Per capita private consumption, whether in real terms or as a percentage of gross domestic product (GDP), exhibits a long upward trend in Taiwan. Some studies report that the consumption age profile estimated each year varies considerably over time, and younger cohorts experience faster consumption growth than older ones. These findings pose a strong challenge to the consumption smoothing predictions of the Life Cycle/Permanent Income Hypothesis (LCPIH).

The literature has mixed empirical results on LCPIH and does not agree on the relationship between growth, demographic change, and consumption (or saving). With better methodology and more up-to-date data, we re-examine these issues by estimating the age, period, and cohort effects of private consumption, test whether prudence and habit formation determines consumption, and study how economic growth and demographic change affect the level, shape, and change in consumption patterns.

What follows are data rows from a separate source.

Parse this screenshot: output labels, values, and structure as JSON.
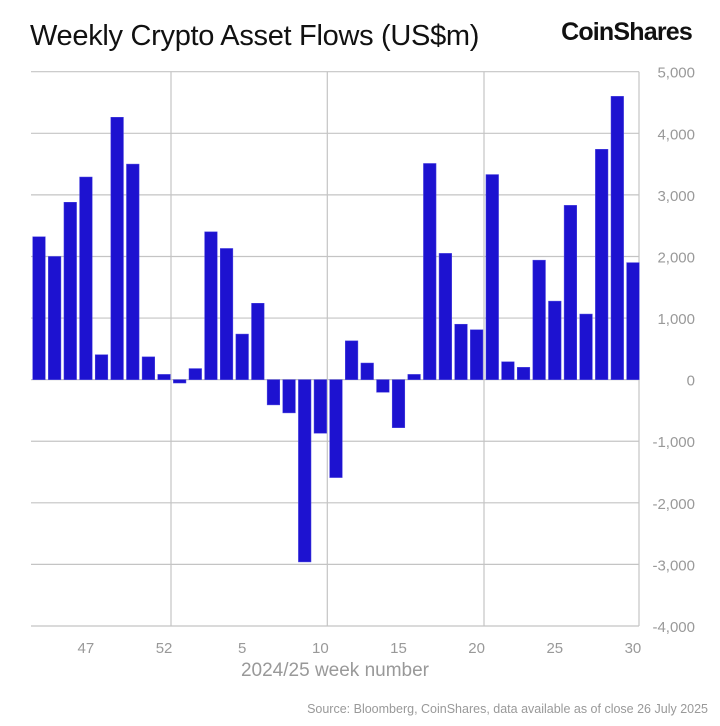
{
  "header": {
    "title": "Weekly Crypto Asset Flows (US$m)",
    "logo": "CoinShares"
  },
  "footer": {
    "source": "Source: Bloomberg, CoinShares, data available as of close 26 July 2025"
  },
  "chart_data": {
    "type": "bar",
    "title": "Weekly Crypto Asset Flows (US$m)",
    "xlabel": "2024/25 week number",
    "ylabel": "",
    "ylim": [
      -4000,
      5000
    ],
    "yticks": [
      5000,
      4000,
      3000,
      2000,
      1000,
      0,
      -1000,
      -2000,
      -3000,
      -4000
    ],
    "ytick_labels": [
      "5,000",
      "4,000",
      "3,000",
      "2,000",
      "1,000",
      "0",
      "-1,000",
      "-2,000",
      "-3,000",
      "-4,000"
    ],
    "xtick_labels": [
      "47",
      "52",
      "5",
      "10",
      "15",
      "20",
      "25",
      "30"
    ],
    "grid": true,
    "bar_color": "#1d12d0",
    "categories": [
      "44",
      "45",
      "46",
      "47",
      "48",
      "49",
      "50",
      "51",
      "52",
      "1",
      "2",
      "3",
      "4",
      "5",
      "6",
      "7",
      "8",
      "9",
      "10",
      "11",
      "12",
      "13",
      "14",
      "15",
      "16",
      "17",
      "18",
      "19",
      "20",
      "21",
      "22",
      "23",
      "24",
      "25",
      "26",
      "27",
      "28",
      "29",
      "30"
    ],
    "values": [
      2320,
      2000,
      2880,
      3290,
      405,
      4260,
      3500,
      370,
      85,
      -55,
      180,
      2400,
      2130,
      740,
      1240,
      -410,
      -540,
      -2960,
      -870,
      -1590,
      630,
      270,
      -205,
      -780,
      85,
      3510,
      2050,
      900,
      810,
      3330,
      290,
      200,
      1940,
      1275,
      2830,
      1065,
      3740,
      4600,
      1900
    ]
  }
}
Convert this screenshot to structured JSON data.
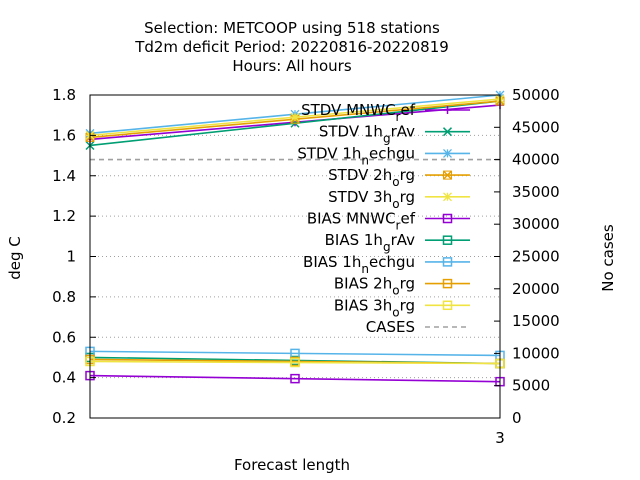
{
  "chart_data": {
    "type": "line",
    "title": [
      "Selection: METCOOP using   518 stations",
      "Td2m deficit   Period: 20220816-20220819",
      "Hours:  All hours"
    ],
    "xlabel": "Forecast length",
    "ylabel": "deg C",
    "y2label": "No cases",
    "x": [
      0,
      3
    ],
    "xticks": [
      "3"
    ],
    "xlim": [
      0,
      3
    ],
    "ylim": [
      0.2,
      1.8
    ],
    "yticks": [
      "0.2",
      "0.4",
      "0.6",
      "0.8",
      "1",
      "1.2",
      "1.4",
      "1.6",
      "1.8"
    ],
    "y2lim": [
      0,
      50000
    ],
    "y2ticks": [
      "0",
      "5000",
      "10000",
      "15000",
      "20000",
      "25000",
      "30000",
      "35000",
      "40000",
      "45000",
      "50000"
    ],
    "grid": true,
    "legend_position": "top-right",
    "series": [
      {
        "name": "STDV MNWC_ref",
        "legend": [
          "STDV MNWC",
          "r",
          "ef"
        ],
        "axis": "y",
        "marker": "plus",
        "color": "#9400d3",
        "values": [
          1.58,
          1.75
        ]
      },
      {
        "name": "STDV 1h_gRAv",
        "legend": [
          "STDV 1h",
          "g",
          "rAv"
        ],
        "axis": "y",
        "marker": "x",
        "color": "#009e73",
        "values": [
          1.55,
          1.77
        ]
      },
      {
        "name": "STDV 1h_nechgu",
        "legend": [
          "STDV 1h",
          "n",
          "echgu"
        ],
        "axis": "y",
        "marker": "star",
        "color": "#56b4e9",
        "values": [
          1.61,
          1.8
        ]
      },
      {
        "name": "STDV 2h_org",
        "legend": [
          "STDV 2h",
          "o",
          "rg"
        ],
        "axis": "y",
        "marker": "box",
        "color": "#e69f00",
        "values": [
          1.59,
          1.77
        ]
      },
      {
        "name": "STDV 3h_org",
        "legend": [
          "STDV 3h",
          "o",
          "rg"
        ],
        "axis": "y",
        "marker": "boxfill",
        "color": "#f0e442",
        "values": [
          1.6,
          1.78
        ]
      },
      {
        "name": "BIAS MNWC_ref",
        "legend": [
          "BIAS MNWC",
          "r",
          "ef"
        ],
        "axis": "y",
        "marker": "square",
        "color": "#9400d3",
        "values": [
          0.41,
          0.38
        ]
      },
      {
        "name": "BIAS 1h_gRAv",
        "legend": [
          "BIAS 1h",
          "g",
          "rAv"
        ],
        "axis": "y",
        "marker": "square",
        "color": "#009e73",
        "values": [
          0.5,
          0.47
        ]
      },
      {
        "name": "BIAS 1h_nechgu",
        "legend": [
          "BIAS 1h",
          "n",
          "echgu"
        ],
        "axis": "y",
        "marker": "square",
        "color": "#56b4e9",
        "values": [
          0.53,
          0.51
        ]
      },
      {
        "name": "BIAS 2h_org",
        "legend": [
          "BIAS 2h",
          "o",
          "rg"
        ],
        "axis": "y",
        "marker": "square",
        "color": "#e69f00",
        "values": [
          0.49,
          0.47
        ]
      },
      {
        "name": "BIAS 3h_org",
        "legend": [
          "BIAS 3h",
          "o",
          "rg"
        ],
        "axis": "y",
        "marker": "square",
        "color": "#f0e442",
        "values": [
          0.48,
          0.47
        ]
      },
      {
        "name": "CASES",
        "legend": [
          "CASES"
        ],
        "axis": "y2",
        "marker": "none",
        "dash": true,
        "color": "#a0a0a0",
        "values": [
          40000,
          40000
        ]
      }
    ]
  }
}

Our data are estimated under the NTA framework, based on the Family Income and Expenditure Surveys of 1981-2011, which can be re-arranged by cohorts. For our dependent variable, we experiment with different definitions (all, non-durables, or by sub-category) and estimating techniques (equivalence scale or regression). For the independent variables, besides the usual age, period, and cohort dummies, we may include real income (to reduce the over-sensitivity of consumption data), income uncertainties, and so on. We employ dynamic pseudo-panel models. We begin with an age-period-cohort analysis, then test various consumption theories, and study whether there are structural breaks (e.g., whether the implementation of National Health Insurance in 1995 greatly reduced the private consumption of health services).

Our findings have important implications for the future. Simple exercises will be performed to compare the impacts of different economic growth rates with different population forecasts. The results suggest how economic stagnation and population aging, the two challenges Taiwan faces now, will alter consumption growth in the future.